Methods: We contacted all authors who published case reports desc

Methods: We contacted all authors who published case reports describing incomplete resection of Frantz’s tumor between 1985 and 2008 to request follow-up information.

Results: Follow-up information was obtained for 11 out 18 patients

who underwent Epigenetic inhibitor incomplete resection.

Estimated median survival rate was 5.7 years (69.5 months).

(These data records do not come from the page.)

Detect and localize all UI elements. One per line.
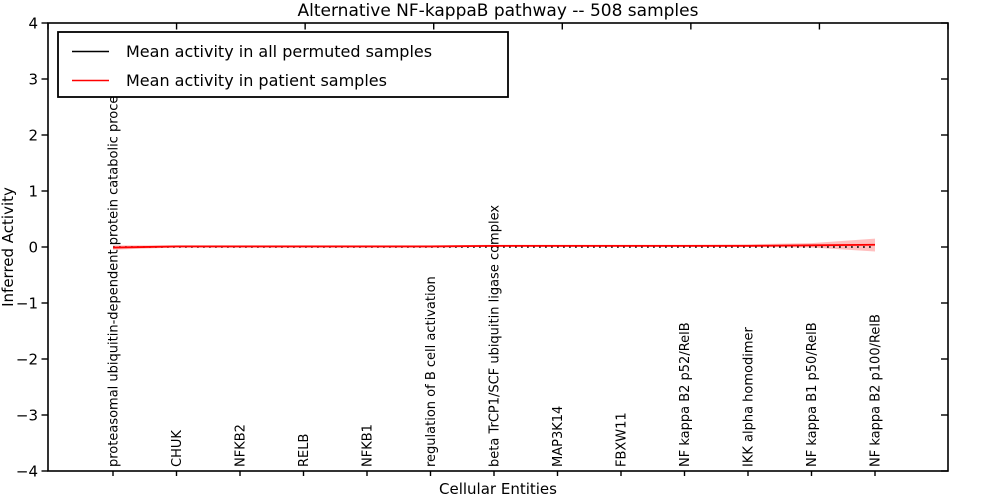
y-tick-label: −1 xyxy=(16,295,38,313)
y-axis-title: Inferred Activity xyxy=(0,187,17,307)
data-series xyxy=(112,238,876,252)
y-tick-label: 1 xyxy=(28,183,38,201)
y-tick-label: 3 xyxy=(28,71,38,89)
chart-title: Alternative NF-kappaB pathway -- 508 sam… xyxy=(298,1,699,21)
x-tick-labels: proteasomal ubiquitin-dependent protein … xyxy=(107,82,884,467)
y-tick-labels: 4 3 2 1 0 −1 −2 −3 −4 xyxy=(16,15,38,481)
x-tick-label: NFKB2 xyxy=(234,424,249,467)
x-tick-label: NF kappa B2 p52/RelB xyxy=(678,322,693,467)
axis-ticks xyxy=(41,22,949,476)
x-tick-label: IKK alpha homodimer xyxy=(742,326,757,467)
y-tick-label: 2 xyxy=(28,127,38,145)
x-tick-label: NF kappa B1 p50/RelB xyxy=(805,322,820,467)
y-tick-label: −3 xyxy=(16,407,38,425)
x-axis-title: Cellular Entities xyxy=(439,480,557,498)
x-tick-label: beta TrCP1/SCF ubiquitin ligase complex xyxy=(488,205,503,467)
legend-box xyxy=(57,31,509,98)
y-tick-label: −4 xyxy=(16,463,38,481)
legend-label-patient: Mean activity in patient samples xyxy=(126,71,387,90)
x-tick-label: proteasomal ubiquitin-dependent protein … xyxy=(107,82,122,467)
x-tick-label: RELB xyxy=(297,434,312,467)
plot-border xyxy=(47,22,949,472)
x-tick-label: FBXW11 xyxy=(615,412,630,467)
y-tick-label: 4 xyxy=(28,15,38,33)
legend-label-permuted: Mean activity in all permuted samples xyxy=(126,42,432,61)
y-tick-label: 0 xyxy=(28,239,38,257)
patient-mean-line xyxy=(112,243,876,249)
x-tick-label: NF kappa B2 p100/RelB xyxy=(869,314,884,467)
x-tick-label: regulation of B cell activation xyxy=(424,276,439,467)
legend: Mean activity in all permuted samples Me… xyxy=(57,31,509,98)
x-tick-label: MAP3K14 xyxy=(551,406,566,467)
x-tick-label: NFKB1 xyxy=(361,424,376,467)
y-tick-label: −2 xyxy=(16,351,38,369)
x-tick-label: CHUK xyxy=(170,430,185,467)
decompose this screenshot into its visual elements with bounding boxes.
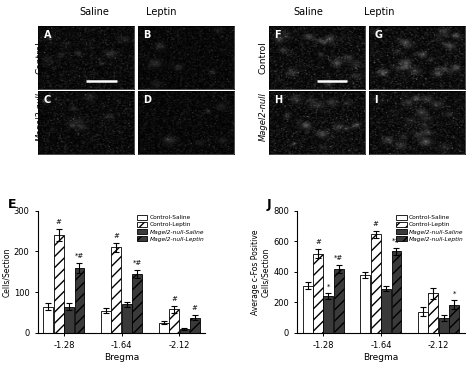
Text: #: #	[315, 239, 321, 245]
Text: *: *	[327, 283, 330, 290]
Legend: Control-Saline, Control-Leptin, Magel2-null-Saline, Magel2-null-Leptin: Control-Saline, Control-Leptin, Magel2-n…	[395, 213, 465, 243]
Bar	[54, 235, 64, 333]
Bar	[111, 248, 121, 333]
Text: Leptin: Leptin	[364, 7, 394, 17]
Text: J: J	[267, 198, 272, 211]
Text: *#: *#	[334, 255, 343, 261]
Text: H: H	[274, 95, 283, 105]
Text: Saline: Saline	[80, 7, 110, 17]
Text: C: C	[44, 95, 51, 105]
X-axis label: Bregma: Bregma	[104, 353, 139, 362]
Text: #: #	[373, 221, 379, 227]
Text: B: B	[144, 30, 151, 40]
Text: A: A	[44, 30, 51, 40]
Bar	[418, 312, 428, 333]
Bar	[313, 253, 323, 333]
Bar	[360, 275, 370, 333]
Bar	[180, 329, 190, 333]
Text: Magel2-null: Magel2-null	[36, 92, 45, 141]
Text: *#: *#	[392, 238, 401, 244]
Text: Control: Control	[36, 41, 45, 74]
Text: I: I	[374, 95, 378, 105]
Text: D: D	[144, 95, 151, 105]
Legend: Control-Saline, Control-Leptin, Magel2-null-Saline, Magel2-null-Leptin: Control-Saline, Control-Leptin, Magel2-n…	[136, 213, 206, 243]
Text: #: #	[56, 219, 62, 225]
Bar	[439, 318, 449, 333]
Text: Control: Control	[259, 41, 267, 74]
Bar	[74, 268, 84, 333]
Text: Leptin: Leptin	[146, 7, 176, 17]
Text: #: #	[171, 296, 177, 302]
Y-axis label: Average c-Fos Positive
Cells/Section: Average c-Fos Positive Cells/Section	[251, 229, 270, 314]
Bar	[371, 235, 381, 333]
Bar	[169, 309, 179, 333]
Bar	[64, 306, 74, 333]
Text: Saline: Saline	[293, 7, 323, 17]
Bar	[381, 289, 391, 333]
Bar	[159, 323, 169, 333]
Bar	[303, 286, 312, 333]
X-axis label: Bregma: Bregma	[363, 353, 399, 362]
Text: G: G	[374, 30, 383, 40]
Y-axis label: Average pSTAT-3 Positive
Cells/Section: Average pSTAT-3 Positive Cells/Section	[0, 224, 11, 320]
Bar	[44, 306, 53, 333]
Bar	[392, 251, 401, 333]
Text: *: *	[453, 290, 456, 296]
Text: *#: *#	[133, 260, 142, 266]
Text: E: E	[8, 198, 16, 211]
Text: Magel2-null: Magel2-null	[259, 92, 267, 141]
Text: *#: *#	[75, 253, 84, 259]
Text: #: #	[113, 233, 119, 239]
Bar	[334, 269, 344, 333]
Bar	[428, 293, 438, 333]
Text: F: F	[274, 30, 281, 40]
Bar	[323, 296, 333, 333]
Bar	[122, 305, 132, 333]
Bar	[449, 305, 459, 333]
Bar	[190, 317, 200, 333]
Bar	[101, 310, 111, 333]
Bar	[132, 274, 142, 333]
Text: #: #	[192, 305, 198, 312]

Conclusion: Since Frantz’s tumor typically develops mainly in children and young women, a 5.7 year survival rate is unacceptable. Thus complete resection of locally invasive solid-pseudopapillary tumor of the pancreas is always justified, even at the price of difficult, mutilating surgery. (C) 2009 Elsevier Ltd. All rights reserved.”
“High quality multiple quantum well Al0.35Ga0.65N active layers with narrow wells designed for ultraviolet (UV) light-emitting diodes using the phonon engineering approach are characterized using quasi-steady-state and time-resolved photoluminescence spectroscopy. The photoluminescence intensity decrease with temperature increasing from 10 to 300 K was very small, and the upper limit of the internal quantum efficiency (IQE) of up to 70% was estimated based on this temperature dependence. Carrier lifetime measurements yielded the lower bound

of the IQE to be similar to 35% under optical pumping, whereas IQE of similar to 25% was estimated from the measured external quantum efficiency and the light extraction efficiency calculated by ray tracing. The observed photoluminescence features and the high IQE are interpreted as a consequence of strong carrier (exciton) localization. (C) 2009 American Institute of Physics. [DOI: 10.1063/1.3103321]“
“Background: Glucocorticoids MS-275 cell line (GC) are the mainstay of treatment of polymyalgia rheumatica (PMR). However GC-related adverse events occur frequently, particularly in patients with relapsing disease. Several studies have demonstrated that IL-6 is a key player in the pathogenesis of PMR.

Objectives: To report 2 patients with PMR treated with the anti-IL-6 check details receptor monoclonal antibody tocilizumab (TCZ) and to review the published evidence on the efficacy and safety of TCZ in patients with PMR.

Methods: We

treated 2 GC-naive patients with newly diagnosed pure PMR with monthly TCZ infusions (8 mg/kg body weight) for 6 months. Disease activity and drug tolerability were assessed clinically, by laboratory tests, and bilateral shoulder ultrasonography before starting the treatment and subsequently every month during TCZ therapy. We performed a systematic literature search (PubMed until July 2012) using the terms “”tocilizumab,”" “”anti-IL-6-receptor,”" “”polymyalgia rheumatica,”" “”giant cell arteritis”", and “”large-vessel vasculitis”" to identify published reports of patients with PMR treated with TCZ.

Results: One of our patients responded well to TCZ, while the other patient required GC therapy after the 2nd TCZ infusion because of lack of appreciable clinical response.